Opinions of Wednesday, 10 August 2011

Columnist: Quaye, Samuel Mensah

The role of Panafest in promoting tourism

PANAFEST is an acronym for Pan-African Historical Theatre Festival. It is said that without a history there is no future and without a root it is difficult to know who you are. It is in this light that PANAFEST came into being. In reality the tribulations of our forefathers in servitude which saw some in foreign lands caused PANAFEST to be initiated.

It was inspired, and takes its source from a paper entitled “PROPOSAL FOR A HISTORICAL DRAMA FESTIVAL IN CAPE COAST” written in 1980 by the late Dr. (Mrs.) Efuah Sutherland, one of Ghana’s dramatist and Pan-Africanist. The idea gained root and took shape in an expanded form as the Pan-African Historical Theatre Festival (PANAFEST) in 1991.

The main objective of PANAFEST was to provide a means to promote unity between Africans on the continent and in the Diaspora and also to encourage those in the Diaspora to help in the development of Africa. It was in this regard that President Rawlings in his speech at Harlem in 1995 announced that people of African descent would be granted Ghanaian citizenship under the ‘Law of Return’. He encouraged Africans with skills to come back to help in the development of Ghana. Furthermore he said, ‘We must open our doors to you so that you and your children could feel in the very soul that Africa is indeed your mother country’.

The festival provides an impressive and symbolic ceremony of remembrance. The Wreath Laying at W.E.B Du Bois Memorial Center, Kwame Nkrumah Mausoleum and Padmore Library are all done to commemorate the deeds of Pan-Africanism by W.E.B Du Bois, Kwame Nkrumah and George Padmore. In addition, the festival continues to give concreteness to the view of Africa as the ancestral homeland.

PANAFEST is worthy to be called *Root Tourism *because it brings Africans in the Diaspora back to their origin to relive the circumstance that saw them in foreign lands. Africans in the Diaspora see it as a spiritual home coming. The history of PANAFEST provides a vehicle for assessing Ghana’s attempt to link its history of slavery and the slave trade to the development of the nation’s tourism industry.
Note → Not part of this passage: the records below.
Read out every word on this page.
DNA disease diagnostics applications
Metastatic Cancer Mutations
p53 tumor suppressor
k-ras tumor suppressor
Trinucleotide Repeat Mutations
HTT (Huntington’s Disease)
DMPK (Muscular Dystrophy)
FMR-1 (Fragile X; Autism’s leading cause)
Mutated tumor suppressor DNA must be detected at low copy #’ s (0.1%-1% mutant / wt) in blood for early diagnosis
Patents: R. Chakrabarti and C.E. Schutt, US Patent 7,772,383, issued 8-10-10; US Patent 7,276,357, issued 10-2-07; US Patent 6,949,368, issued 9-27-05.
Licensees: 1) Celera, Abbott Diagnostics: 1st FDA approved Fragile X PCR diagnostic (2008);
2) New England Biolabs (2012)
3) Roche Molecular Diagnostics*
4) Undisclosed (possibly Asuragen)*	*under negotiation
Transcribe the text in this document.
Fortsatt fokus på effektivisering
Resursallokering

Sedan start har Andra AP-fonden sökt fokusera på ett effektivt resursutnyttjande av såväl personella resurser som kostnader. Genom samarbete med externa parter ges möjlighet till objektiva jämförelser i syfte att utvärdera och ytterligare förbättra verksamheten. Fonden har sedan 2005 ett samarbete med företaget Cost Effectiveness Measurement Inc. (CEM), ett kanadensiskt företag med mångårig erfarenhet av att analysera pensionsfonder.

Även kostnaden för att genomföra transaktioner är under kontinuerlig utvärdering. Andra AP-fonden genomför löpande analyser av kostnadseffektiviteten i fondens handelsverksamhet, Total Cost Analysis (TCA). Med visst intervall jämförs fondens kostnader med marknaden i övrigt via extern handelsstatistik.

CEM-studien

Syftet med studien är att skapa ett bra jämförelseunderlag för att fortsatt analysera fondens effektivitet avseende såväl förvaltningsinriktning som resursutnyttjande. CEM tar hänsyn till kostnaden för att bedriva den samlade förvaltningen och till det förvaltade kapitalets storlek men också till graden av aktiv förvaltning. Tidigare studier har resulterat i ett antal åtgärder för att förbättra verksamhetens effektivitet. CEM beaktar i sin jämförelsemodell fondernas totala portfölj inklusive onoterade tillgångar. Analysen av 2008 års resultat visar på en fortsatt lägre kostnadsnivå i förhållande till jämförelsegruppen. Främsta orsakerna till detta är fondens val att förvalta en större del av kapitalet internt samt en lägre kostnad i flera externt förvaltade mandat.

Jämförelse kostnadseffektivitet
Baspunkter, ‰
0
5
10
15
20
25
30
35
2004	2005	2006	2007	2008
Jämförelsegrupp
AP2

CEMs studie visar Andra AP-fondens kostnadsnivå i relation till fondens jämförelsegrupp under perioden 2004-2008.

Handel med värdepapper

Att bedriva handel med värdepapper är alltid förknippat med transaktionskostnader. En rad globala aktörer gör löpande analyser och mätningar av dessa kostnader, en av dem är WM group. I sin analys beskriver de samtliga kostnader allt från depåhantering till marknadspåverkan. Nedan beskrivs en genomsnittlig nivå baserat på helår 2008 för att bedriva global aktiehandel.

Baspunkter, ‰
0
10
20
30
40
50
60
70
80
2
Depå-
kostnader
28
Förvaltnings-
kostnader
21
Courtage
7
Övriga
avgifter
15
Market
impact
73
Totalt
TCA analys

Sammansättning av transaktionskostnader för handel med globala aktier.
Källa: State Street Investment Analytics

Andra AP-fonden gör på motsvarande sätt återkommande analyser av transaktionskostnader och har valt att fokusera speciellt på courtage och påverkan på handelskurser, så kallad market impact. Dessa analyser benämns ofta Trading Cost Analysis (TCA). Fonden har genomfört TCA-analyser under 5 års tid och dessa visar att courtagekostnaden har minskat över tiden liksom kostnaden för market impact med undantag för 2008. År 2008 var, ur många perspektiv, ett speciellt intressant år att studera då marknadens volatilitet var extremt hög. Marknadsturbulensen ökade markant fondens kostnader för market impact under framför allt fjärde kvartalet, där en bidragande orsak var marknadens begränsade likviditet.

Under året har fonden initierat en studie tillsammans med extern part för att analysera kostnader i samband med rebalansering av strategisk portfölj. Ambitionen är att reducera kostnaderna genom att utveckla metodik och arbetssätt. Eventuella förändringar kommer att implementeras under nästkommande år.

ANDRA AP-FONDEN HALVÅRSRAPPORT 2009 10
During the PANAFEST, the Ghanaian hospitality is showcased at its best. There is also a display of variety of rich art and culture (musicians, dancers, writers and artists) and different kinds of exhibitors as well as other participants from other African countries. During the grand durbar, PANAFEST show cases chiefs adorn in Kente and their regalia , golden rings and golden bracelet seated under beautifully designed umbrellas of varied colours with their linguists as they tune into the rhythmic sound of the beating drums and the cultural dance: The Paramount Chief of the Ogua Traditional Area, welcomes the brothers and sisters from Africa and the Diaspora ,home to Cape Coast, while a torchlight procession through the streets of the city to the slave dungeons in the evening is carried out to mark the holocaust of slave trade.

The Forts and Castles are significant to PANAFEST because it was in these Castles and Forts that the Slaves were kept. The Cape Coast Castle built in 1492 was used as a coastal transit point for the Slave Trade. It is amazing that these Forts and Castles used for defense and slave trade are now monuments that attract tourists. The number of tourist visiting Ghana’s Fort and Castles continues to grow. For instance in 1993,Elmina Castle recorded17,091 visitors, the overwhelming majority,67 percent of whom were Ghanaians, with Europeans and North American tourist accounting for 12.5 percent and 12.3 percent respectively. In the year 2010 the total visit to the Elmina Castle increased from 17,091 to 83, 293 with 64,169 residents and 19

, 124 being non residents.

To this present day, the political impact of the slave trade Forts and Castle is still clearly visible in Ghana: The seat of the government of Ghana is housed in the former slave fortification of Christiansborg Castle and the Ghanaian term for government ‘aban’, is the Akan word for fortification a clear reference to the Forts and Castles found along Ghana’s coast.

PANAFEST’s events testifies to Ghana’s continuing interest in drawing tourist from all over the world especially among Africans of the Diaspora to the nations cultural , arts and monuments to slavery and slave trade.